Il faudrait vraiment que je lui offre un dédommagement pour sa viande. Un jour.

Mais, chaque fois, il se disait que c’était ainsi que devait se dérouler son aventure.

Finn rentrait ensuite en caserne, espérant chaque fois croiser son capitaine jetant un œil au drapeau ou le sous-lieutenant Nymor s’acharnant sur un mannequin mystérieux. Mais comme à chaque fois, il semblait venir à la mauvaise heure. Peut-être même aussi la mauvaise période du mois.

Lames jumelles dégainées, Finn enchaînait habilement les coups sur un mannequin d’entraînement, mais il savait que ses tours de passe-passe de ménestrel amateur n’étaient pas suffisants. Jasper du Bourg-d’Azur n’avait pas occis le dragon en s’en tenant à des techniques de roublard.
Face à des colosses tels que son rival dit « le Rouge », il se devait d’améliorer sa force brute.

Après ce sentiment d’insuffisance récurrent, Finn se dirigeait, à chaque fois, à nouveau vers chez lui pour un entraînement physique intensif. Étirements, pompes, levée de poids… La même rengaine tout les jours. Il échappait un cri à chaque effort pour rendre l’action plus dramatique, sous le regard exaspéré de Leonah, roulant les yeux au ciel.

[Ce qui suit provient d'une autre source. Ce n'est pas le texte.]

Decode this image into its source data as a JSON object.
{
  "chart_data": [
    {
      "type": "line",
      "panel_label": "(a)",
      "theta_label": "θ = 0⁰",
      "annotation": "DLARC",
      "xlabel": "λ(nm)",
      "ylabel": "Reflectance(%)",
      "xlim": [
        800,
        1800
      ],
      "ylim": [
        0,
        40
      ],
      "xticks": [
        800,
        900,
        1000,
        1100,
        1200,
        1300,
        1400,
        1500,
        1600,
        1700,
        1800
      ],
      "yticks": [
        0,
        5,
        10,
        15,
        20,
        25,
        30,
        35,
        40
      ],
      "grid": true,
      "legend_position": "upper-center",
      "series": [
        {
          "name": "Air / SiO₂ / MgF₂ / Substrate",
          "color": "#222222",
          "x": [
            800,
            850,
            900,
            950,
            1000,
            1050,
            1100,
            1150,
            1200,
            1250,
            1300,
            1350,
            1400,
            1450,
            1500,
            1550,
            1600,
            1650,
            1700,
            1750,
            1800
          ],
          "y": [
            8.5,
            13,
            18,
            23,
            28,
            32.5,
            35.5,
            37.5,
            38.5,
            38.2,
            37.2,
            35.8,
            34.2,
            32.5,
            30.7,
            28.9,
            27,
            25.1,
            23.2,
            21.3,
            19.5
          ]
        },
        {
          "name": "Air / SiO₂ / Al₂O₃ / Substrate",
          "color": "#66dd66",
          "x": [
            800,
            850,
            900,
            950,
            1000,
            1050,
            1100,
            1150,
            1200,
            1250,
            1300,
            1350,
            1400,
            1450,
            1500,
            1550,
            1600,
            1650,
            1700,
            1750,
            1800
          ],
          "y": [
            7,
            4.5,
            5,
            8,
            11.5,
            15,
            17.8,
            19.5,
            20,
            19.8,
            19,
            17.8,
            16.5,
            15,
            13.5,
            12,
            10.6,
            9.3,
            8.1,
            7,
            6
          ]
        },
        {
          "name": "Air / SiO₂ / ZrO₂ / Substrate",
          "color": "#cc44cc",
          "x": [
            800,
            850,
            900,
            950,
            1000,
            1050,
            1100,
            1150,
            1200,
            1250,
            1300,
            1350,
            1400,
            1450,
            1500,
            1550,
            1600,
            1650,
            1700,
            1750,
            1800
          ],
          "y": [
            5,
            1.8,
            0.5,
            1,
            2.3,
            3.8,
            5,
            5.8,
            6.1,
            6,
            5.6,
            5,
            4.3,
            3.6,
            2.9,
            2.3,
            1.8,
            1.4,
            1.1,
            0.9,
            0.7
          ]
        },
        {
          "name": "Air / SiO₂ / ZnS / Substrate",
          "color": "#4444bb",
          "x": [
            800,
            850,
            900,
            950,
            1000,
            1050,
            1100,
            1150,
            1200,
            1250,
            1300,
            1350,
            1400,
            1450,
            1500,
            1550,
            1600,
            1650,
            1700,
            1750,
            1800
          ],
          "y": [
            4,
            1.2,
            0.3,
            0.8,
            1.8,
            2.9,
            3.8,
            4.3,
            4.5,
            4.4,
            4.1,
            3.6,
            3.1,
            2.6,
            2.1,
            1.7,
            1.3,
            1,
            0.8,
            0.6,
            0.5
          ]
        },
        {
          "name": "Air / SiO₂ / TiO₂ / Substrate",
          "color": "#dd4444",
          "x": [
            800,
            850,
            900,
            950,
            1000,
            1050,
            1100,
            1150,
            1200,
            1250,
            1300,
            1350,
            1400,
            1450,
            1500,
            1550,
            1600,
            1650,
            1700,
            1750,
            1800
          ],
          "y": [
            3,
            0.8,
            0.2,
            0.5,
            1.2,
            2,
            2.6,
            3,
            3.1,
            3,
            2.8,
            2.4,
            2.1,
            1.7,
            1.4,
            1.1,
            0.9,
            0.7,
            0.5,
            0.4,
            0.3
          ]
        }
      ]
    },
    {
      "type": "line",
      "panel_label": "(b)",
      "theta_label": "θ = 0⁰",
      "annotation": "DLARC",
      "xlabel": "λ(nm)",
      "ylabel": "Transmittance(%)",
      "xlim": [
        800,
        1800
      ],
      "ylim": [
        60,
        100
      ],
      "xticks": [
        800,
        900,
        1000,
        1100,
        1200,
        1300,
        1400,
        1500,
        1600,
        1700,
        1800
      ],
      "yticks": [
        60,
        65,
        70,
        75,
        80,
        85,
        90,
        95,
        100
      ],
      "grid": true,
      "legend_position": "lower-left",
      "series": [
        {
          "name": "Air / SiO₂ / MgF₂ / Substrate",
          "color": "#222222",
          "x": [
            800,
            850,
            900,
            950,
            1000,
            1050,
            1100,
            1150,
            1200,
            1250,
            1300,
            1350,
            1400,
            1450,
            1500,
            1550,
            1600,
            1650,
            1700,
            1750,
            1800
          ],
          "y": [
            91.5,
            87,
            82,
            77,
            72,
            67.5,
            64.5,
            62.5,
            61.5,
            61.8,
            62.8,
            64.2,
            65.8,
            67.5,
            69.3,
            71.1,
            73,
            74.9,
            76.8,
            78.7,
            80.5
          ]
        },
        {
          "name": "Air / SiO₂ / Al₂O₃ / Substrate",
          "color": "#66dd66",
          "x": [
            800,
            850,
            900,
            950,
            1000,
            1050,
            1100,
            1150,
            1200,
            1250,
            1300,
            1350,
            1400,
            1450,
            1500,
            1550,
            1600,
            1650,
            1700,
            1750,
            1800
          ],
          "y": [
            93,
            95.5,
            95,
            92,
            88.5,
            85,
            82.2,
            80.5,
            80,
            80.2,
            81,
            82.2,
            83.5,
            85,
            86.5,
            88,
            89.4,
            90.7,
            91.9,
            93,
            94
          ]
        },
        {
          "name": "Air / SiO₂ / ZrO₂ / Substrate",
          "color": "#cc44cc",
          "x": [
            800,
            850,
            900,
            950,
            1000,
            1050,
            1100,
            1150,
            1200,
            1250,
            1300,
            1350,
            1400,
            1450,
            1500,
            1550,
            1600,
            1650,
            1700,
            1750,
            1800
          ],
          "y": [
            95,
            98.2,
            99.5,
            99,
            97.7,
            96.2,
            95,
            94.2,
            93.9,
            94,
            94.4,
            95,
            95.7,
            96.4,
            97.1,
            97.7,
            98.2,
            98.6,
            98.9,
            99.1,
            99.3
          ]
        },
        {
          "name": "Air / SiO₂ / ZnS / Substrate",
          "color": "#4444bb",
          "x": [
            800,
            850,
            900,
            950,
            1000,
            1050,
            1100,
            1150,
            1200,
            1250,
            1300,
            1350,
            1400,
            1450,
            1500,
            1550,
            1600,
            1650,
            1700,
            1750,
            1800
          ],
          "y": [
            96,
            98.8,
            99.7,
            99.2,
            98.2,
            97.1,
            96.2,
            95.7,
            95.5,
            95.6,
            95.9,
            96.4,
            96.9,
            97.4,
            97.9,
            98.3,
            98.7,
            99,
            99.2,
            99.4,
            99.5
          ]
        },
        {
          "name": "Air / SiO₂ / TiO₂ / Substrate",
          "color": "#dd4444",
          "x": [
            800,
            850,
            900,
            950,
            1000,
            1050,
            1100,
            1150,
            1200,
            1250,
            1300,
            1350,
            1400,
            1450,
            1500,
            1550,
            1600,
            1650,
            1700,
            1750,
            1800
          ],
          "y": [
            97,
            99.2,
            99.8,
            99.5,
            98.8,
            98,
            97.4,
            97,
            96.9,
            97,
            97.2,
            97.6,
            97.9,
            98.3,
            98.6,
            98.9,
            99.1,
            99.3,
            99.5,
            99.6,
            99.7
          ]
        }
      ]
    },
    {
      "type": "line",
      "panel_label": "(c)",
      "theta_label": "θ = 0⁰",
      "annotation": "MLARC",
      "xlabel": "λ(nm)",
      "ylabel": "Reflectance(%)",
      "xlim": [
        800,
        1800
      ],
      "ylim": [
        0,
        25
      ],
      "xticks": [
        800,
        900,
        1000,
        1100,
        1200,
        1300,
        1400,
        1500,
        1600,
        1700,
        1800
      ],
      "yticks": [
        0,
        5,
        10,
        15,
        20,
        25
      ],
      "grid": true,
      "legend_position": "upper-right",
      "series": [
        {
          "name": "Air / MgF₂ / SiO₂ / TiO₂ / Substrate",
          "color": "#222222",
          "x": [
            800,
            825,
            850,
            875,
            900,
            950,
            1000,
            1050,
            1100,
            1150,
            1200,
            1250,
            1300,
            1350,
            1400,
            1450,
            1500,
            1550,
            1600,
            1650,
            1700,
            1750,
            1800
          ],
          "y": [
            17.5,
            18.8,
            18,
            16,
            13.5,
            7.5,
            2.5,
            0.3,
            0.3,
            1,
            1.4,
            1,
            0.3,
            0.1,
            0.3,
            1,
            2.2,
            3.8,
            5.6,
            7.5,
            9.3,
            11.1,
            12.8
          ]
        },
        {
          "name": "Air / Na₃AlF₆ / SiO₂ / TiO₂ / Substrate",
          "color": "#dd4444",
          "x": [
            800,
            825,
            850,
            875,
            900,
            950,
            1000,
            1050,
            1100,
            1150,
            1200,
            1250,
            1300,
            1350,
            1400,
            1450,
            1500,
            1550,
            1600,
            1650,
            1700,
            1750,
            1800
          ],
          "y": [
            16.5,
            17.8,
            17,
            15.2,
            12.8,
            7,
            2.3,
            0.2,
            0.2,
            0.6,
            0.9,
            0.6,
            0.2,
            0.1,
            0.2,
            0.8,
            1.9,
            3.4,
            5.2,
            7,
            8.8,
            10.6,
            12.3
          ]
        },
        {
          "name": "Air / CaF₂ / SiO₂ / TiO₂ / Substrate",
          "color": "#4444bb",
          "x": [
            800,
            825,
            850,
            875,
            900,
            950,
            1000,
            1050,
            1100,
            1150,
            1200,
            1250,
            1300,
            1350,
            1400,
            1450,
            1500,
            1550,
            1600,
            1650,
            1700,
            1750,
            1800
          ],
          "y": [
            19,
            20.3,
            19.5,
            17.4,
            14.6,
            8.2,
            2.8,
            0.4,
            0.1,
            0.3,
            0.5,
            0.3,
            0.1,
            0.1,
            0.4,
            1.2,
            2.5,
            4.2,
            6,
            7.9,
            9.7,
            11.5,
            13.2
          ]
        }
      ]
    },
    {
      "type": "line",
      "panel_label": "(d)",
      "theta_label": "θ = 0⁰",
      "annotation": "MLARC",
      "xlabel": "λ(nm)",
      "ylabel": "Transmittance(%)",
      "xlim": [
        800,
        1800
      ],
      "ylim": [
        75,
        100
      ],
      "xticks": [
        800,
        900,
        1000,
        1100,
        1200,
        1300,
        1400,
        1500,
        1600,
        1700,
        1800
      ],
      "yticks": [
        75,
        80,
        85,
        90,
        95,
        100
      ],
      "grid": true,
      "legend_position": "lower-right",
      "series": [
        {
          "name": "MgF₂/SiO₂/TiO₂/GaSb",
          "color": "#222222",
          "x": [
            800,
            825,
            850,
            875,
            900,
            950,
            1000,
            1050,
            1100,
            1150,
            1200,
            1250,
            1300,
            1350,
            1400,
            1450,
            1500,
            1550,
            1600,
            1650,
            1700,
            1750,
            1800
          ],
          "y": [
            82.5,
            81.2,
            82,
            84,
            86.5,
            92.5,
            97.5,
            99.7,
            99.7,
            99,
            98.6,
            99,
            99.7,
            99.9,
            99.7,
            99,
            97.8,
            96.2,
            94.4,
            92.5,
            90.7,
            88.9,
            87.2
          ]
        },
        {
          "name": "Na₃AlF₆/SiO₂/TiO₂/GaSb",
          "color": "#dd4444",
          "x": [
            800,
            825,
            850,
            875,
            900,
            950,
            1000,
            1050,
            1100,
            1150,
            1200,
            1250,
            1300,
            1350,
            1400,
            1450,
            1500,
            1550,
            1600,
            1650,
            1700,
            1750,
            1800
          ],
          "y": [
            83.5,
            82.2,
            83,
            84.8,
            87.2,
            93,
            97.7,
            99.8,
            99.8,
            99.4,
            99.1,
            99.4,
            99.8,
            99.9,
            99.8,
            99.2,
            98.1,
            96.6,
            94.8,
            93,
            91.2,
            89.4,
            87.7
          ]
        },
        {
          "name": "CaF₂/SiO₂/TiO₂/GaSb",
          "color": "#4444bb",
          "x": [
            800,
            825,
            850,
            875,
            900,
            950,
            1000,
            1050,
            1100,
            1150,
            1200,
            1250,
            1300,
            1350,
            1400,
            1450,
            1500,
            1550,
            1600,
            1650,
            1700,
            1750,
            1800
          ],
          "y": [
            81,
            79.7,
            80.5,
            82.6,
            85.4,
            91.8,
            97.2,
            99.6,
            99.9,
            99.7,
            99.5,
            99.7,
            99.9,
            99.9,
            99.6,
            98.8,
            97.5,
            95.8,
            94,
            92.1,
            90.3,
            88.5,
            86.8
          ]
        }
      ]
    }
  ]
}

Puis Finn prenait une pause. Se préparait une autre mixture aux odeurs douteuses. Ressortait courir une dernière fois, re-claquant la porte, sous le regard exaspéré de Leonah, qui se fatiguait elle-même à le regarder de manière exaspérée.

Fini de courir. Maintenant, il faut voler.

Finn se dirigeait avec hâte vers les soi-disant six-cent quarante-deux marches menant au Septuaire de Baelor (et pensait à devoir vraiment les compter un jour au lieu de répéter des nombres au hasard).

Voilà à quoi ressemblaient les journées du sergent Caron depuis désormais plusieurs semaines.

Une fois en haut, il admira la vue, et se fit les mêmes réflexions sur son cycle de vie sans fin. Profitant de ce flottement dans le temps et du silence ambiant, il parvint à éprouver un certain enthousiasme face à cette nouvelle vie. Maints défis glorieux l’attendaient, il ne lui restait plus qu’à s’y préparer.

L’aventure qu’il voulait mener, elle se tenait devant lui, sous la forme de Port-Réal elle-même.

Quelques heures plus tard, sous le regard curieux de Leonah, il s’assit en tailleur dans la cuisine de cette dernière, yeux fermés, mains sur les genoux, prenant des profondes inspirations.

« Hum. Qu’est-ce… que… tu fais, là ?
- Shh. Je canalise mon barde intérieur. »

Leonah, levant un sourcil, se saisit de la pomme posée sur la table, apportée par Finn, et croqua dedans à pleine dents.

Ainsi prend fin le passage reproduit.